Esa preocupación educativa como salvoconducto social, que desvela a las familias en el ámbito particular, contrasta con la indiferencia que suscita la educación, como bien público y objeto de veeduría. Las escasas reacciones generadas por las amenazas a María Elvira Carvajal, Directora de Cobertura de la Secretaría de Educación Distrital, comprueban que la educación tiene pocos dolientes. Si se tratara de obras públicas, habría titulares de primera página, debates mediáticos e indignación generalizada. Quizás eso sucede porque todos pasamos por las mismas vías y puentes, en tanto que no todos pasamos por la educación pública.
No tenemos experiencia, es cierto. Durante muchas generaciones nos hemos formado en dos escuelas rotas, sin puentes: una que se paga y a la que asisten quienes dirigen el país, la economía y la opinión, y otra que se regala a quienes no pueden pagar, ¡y se espera que la agradezcan! El desprecio por “lo público” que aprendemos con las primeras letras nos hace mirar sin sospechas la privatización de las bibliotecas, los parques, los jardines y los colegios que se entregan a “operadores particulares” con el argumento de que el Estado no tiene capacidad. Si bien muchas veces la entrega se propone como solución provisional, en Colombia no hay nada más definitivo que lo provisional.
El problema del que se ocupa ahora la SED, en medio de amenazas, se remonta a la administración Peñalosa, cuando se afrontó la carencia de cupos escolares de Bogotá mediante dos mecanismos: el de los colegios en concesión, que construía la Secretaría y entregaba a instituciones con trayectoria pedagógica reconocida, y el de los convenios con colegios privados ya existentes en zonas de la ciudad donde había déficit de cupos. La solución, seguramente bien intencionada, de invitar a colegios particulares a recibir estudiantes pagados por la Secretaría, se volvió un próspero negocio, muchas veces tan turbio como el del carrusel de la contratación de obras. Ciertos modestos colegios pasaron de tener una casa alquilada a construir emporios pagados con dinero público y a disputarse un botín de niños: por cada cabeza recibían una plata segura al año. ¿Qué tal 17 mil millones de pesos anuales pagados a una sola familia?
Eso fue lo que encontró la actual administración, según lo documentan las investigaciones publicadas por Juan Camilo Maldonado en El Espectador y las de este diario. La directora Carvajal comprobó, estupefacta, que los mismos colegios oferentes se autoevaluaban por internet y podían incluir virtualmente lo que quisieran: laboratorios inexistentes, hojas de vida de profesores fantasmas o metros de aulas que nadie verificaba. Y por ser un negocio tan bueno, hay mucha gente involucrada: desde concejales, hasta abogados expertos en presentar tutelas para cambiar a los estudiantes a esos colegios privados.
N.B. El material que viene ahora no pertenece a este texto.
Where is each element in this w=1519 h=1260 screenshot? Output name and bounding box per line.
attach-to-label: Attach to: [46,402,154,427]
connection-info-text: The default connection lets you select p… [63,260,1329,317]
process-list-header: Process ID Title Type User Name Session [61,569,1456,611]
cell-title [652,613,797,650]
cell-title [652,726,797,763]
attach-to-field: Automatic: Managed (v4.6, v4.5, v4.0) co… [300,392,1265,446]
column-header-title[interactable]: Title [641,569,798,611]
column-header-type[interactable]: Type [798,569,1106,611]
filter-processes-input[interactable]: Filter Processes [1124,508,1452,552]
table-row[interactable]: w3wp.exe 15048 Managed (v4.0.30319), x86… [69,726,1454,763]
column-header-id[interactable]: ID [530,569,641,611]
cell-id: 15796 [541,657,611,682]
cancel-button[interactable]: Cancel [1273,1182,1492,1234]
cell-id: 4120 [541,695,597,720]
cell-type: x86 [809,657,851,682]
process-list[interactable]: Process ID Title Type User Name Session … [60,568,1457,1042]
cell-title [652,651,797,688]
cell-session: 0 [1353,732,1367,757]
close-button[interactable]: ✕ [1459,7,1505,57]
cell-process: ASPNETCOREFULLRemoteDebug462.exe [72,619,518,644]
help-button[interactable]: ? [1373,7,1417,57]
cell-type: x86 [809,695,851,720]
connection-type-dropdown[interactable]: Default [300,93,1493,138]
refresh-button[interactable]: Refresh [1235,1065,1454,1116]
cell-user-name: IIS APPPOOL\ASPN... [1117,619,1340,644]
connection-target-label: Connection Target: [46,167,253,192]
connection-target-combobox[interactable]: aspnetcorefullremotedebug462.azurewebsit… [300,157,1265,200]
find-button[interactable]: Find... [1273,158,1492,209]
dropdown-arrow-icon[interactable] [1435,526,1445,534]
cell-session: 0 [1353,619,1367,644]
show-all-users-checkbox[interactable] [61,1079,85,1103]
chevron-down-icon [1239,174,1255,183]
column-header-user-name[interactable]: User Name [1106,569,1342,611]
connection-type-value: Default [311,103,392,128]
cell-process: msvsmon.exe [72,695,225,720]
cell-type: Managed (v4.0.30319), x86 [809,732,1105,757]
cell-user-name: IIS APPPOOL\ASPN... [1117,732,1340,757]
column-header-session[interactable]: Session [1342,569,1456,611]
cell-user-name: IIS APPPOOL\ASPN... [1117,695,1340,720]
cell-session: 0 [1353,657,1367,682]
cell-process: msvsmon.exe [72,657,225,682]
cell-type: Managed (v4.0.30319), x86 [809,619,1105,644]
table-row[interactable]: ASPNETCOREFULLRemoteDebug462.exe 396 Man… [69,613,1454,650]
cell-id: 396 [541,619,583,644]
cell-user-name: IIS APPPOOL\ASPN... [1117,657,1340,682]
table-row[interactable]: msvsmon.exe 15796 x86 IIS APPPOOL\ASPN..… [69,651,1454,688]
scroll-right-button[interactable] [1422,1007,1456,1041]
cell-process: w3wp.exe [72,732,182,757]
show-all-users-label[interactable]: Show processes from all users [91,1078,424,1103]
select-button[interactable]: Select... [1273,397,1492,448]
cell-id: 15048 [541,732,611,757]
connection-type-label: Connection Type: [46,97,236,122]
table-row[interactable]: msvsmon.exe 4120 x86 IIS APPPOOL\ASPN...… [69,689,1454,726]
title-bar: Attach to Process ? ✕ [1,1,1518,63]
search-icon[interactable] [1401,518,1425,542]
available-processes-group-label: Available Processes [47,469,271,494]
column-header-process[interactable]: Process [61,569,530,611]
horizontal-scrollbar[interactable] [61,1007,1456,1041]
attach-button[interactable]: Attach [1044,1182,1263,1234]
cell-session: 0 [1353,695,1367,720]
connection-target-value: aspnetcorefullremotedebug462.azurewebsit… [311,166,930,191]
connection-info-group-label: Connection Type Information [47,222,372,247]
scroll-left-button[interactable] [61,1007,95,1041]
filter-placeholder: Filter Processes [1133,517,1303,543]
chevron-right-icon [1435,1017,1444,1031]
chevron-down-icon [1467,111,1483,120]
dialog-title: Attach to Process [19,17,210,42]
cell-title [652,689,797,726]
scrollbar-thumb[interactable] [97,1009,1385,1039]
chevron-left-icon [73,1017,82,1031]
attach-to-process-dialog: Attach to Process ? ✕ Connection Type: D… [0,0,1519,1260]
Lo más grave es que muchos de los cupos pagados a particulares ya los puede cubrir la SED con los colegios que ha construido, pero los padres “prefieren”, quizás bajo presión de esos carteles educativos o quizás por el síndrome nacional de desconfiar de lo público, un colegio privado. “Mi hijo va a la privada”, dicen con orgullo. ¿Cómo cambiar esa idea si lo público no es de nadie, si no suscita debate? La imagen de una maestra, amenazada por ver lo que tantos no vieron, es elocuente. ¿Desde cuándo, por qué y quiénes no vieron? ¿Cómo avanzan los organismos de control en este carrusel, montado con nuestra plata y a costa de nuestros niños?